Réponse du gouvernement et état d'exception
Le président Paz, entré en fonction le 8 novembre 2024, mettant fin à près de 20 ans de régime de gauche sous Morales et Luis Arce, a accusé Morales d'avoir orchestré les troubles. Début juin, les États-Unis et leurs alliés du Bouclier des Amériques (Argentine, Chili, El Salvador) ont dénoncé ce qu'ils ont appelé des tentatives de renversement du gouvernement bolivien. Le 24 mai, Morales avait écrit sur X que Paz n'avait que deux options : militariser le pays ou convoquer des élections dans les 90 jours. Après avoir conclu des accords avec la COB, Paz a déclaré l'état d'exception le 20 juin, déployant l'armée et la police pour dégager les barrages restants. Les manifestations se sont ensuite dispersées.

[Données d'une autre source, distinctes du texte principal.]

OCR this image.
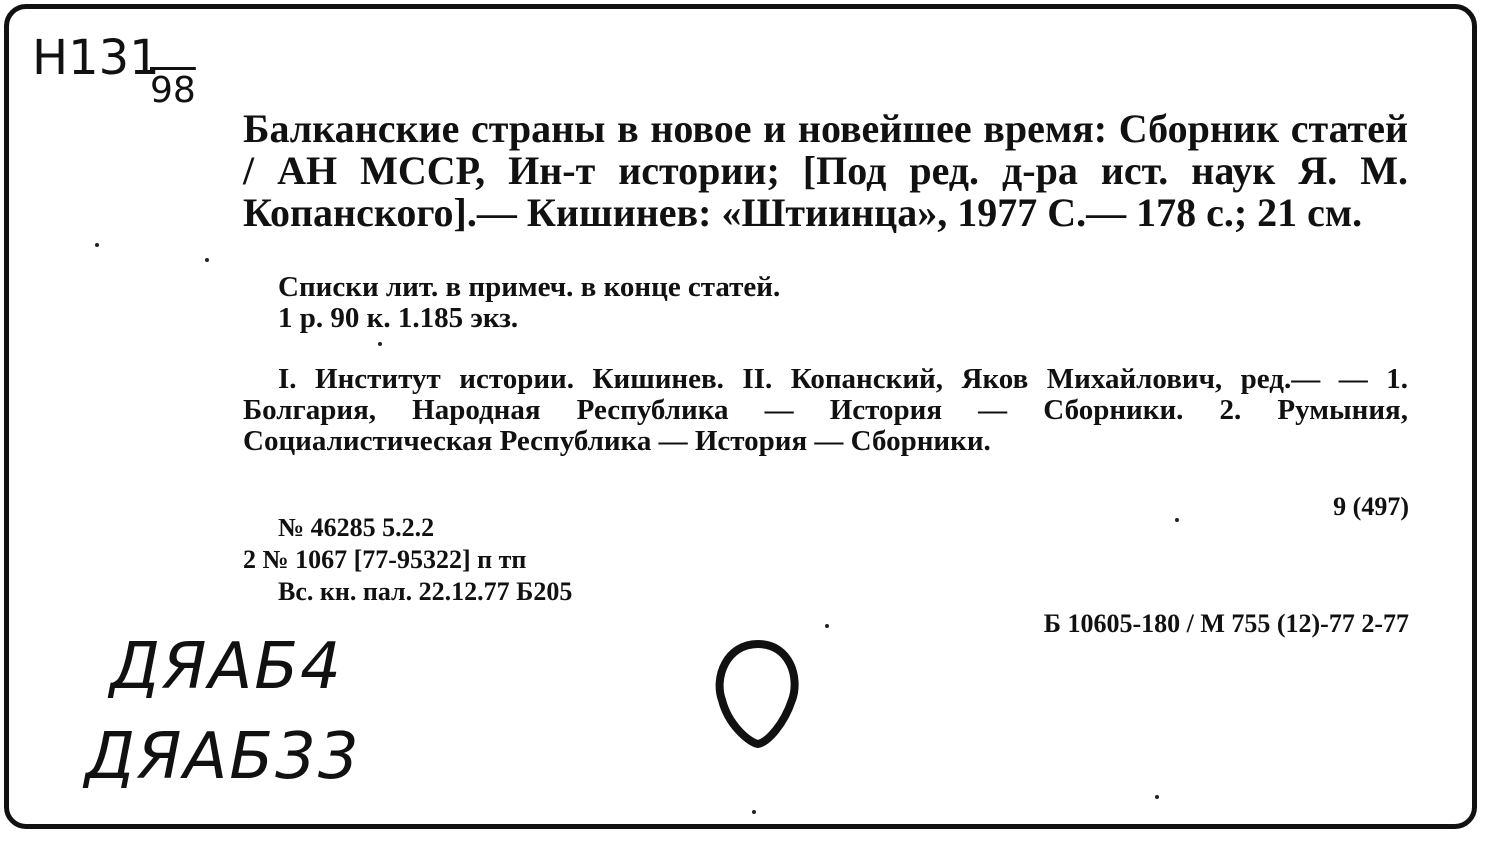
Н131
98
Балканские страны в новое и новейшее время: Сборник статей / АН МССР, Ин-т истории; [Под ред. д-ра ист. наук Я. М. Копанского].— Кишинев: «Штиинца», 1977 С.— 178 с.; 21 см.
Списки лит. в примеч. в конце статей.
1 р. 90 к. 1.185 экз.
I. Институт истории. Кишинев. II. Копанский, Яков Михайлович, ред.— — 1. Болгария, Народная Республика — История — Сборники. 2. Румыния, Социалистическая Республика — История — Сборники.
9 (497)
№ 46285 5.2.2
2 № 1067 [77-95322] п тп
Вс. кн. пал. 22.12.77 Б205
Б 10605-180 / М 755 (12)-77 2-77
ДЯАБ4
ДЯАБ33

Morales rejette les accusations
Morales, 66 ans, a répondu sur le réseau social X, écrivant que le gouvernement a émis un nouveau mandat d'arrêt contre lui, l'accusant de terrorisme et de soulèvement armé. Il a déclaré que le gouvernement cherche à le blâmer pour les mobilisations sociales afin de cacher la crise économique.
Aujourd'hui, le gouvernement émet un nouveau mandat d'arrêt contre moi, m'accusant de prétendus crimes de terrorisme et de soulèvement armé. Ils cherchent à nous tenir responsables des mobilisations sociales pour cacher le vrai drame que vit la Bolivie : une profonde crise économique et sociale, résultat d'un modèle qui a abandonné le peuple et protège la corruption. Ils ne nous intimideront pas. Nous continuerons à lutter aux côtés du peuple, comme nous l'avons toujours fait, avec la conviction que la Bolivie mérite une voie différente : celle de la dignité, de la souveraineté, de la justice sociale et du recouvrement de l'espoir pour tous.
Morales se soustrait à la justice depuis 2024 dans son fief de culture de la coca dans la région du Chapare, où il fait l'objet d'un mandat d'arrêt distinct pour des accusations d'abus sur mineur durant sa présidence.
La suite
Avec l'ordonnance d'arrestation désormais publique, les autorités sont confrontées au défi de localiser Morales, qui reste dans le Chapare. L'affaire risque d'accentuer la polarisation politique en Bolivie, où le gouvernement Paz est aux prises avec une crise économique et des troubles sociaux persistants. La plainte vise également des dirigeants syndicaux, et le gouvernement a déjà détenu Salazar, signalant une répression plus large des organisateurs de manifestations.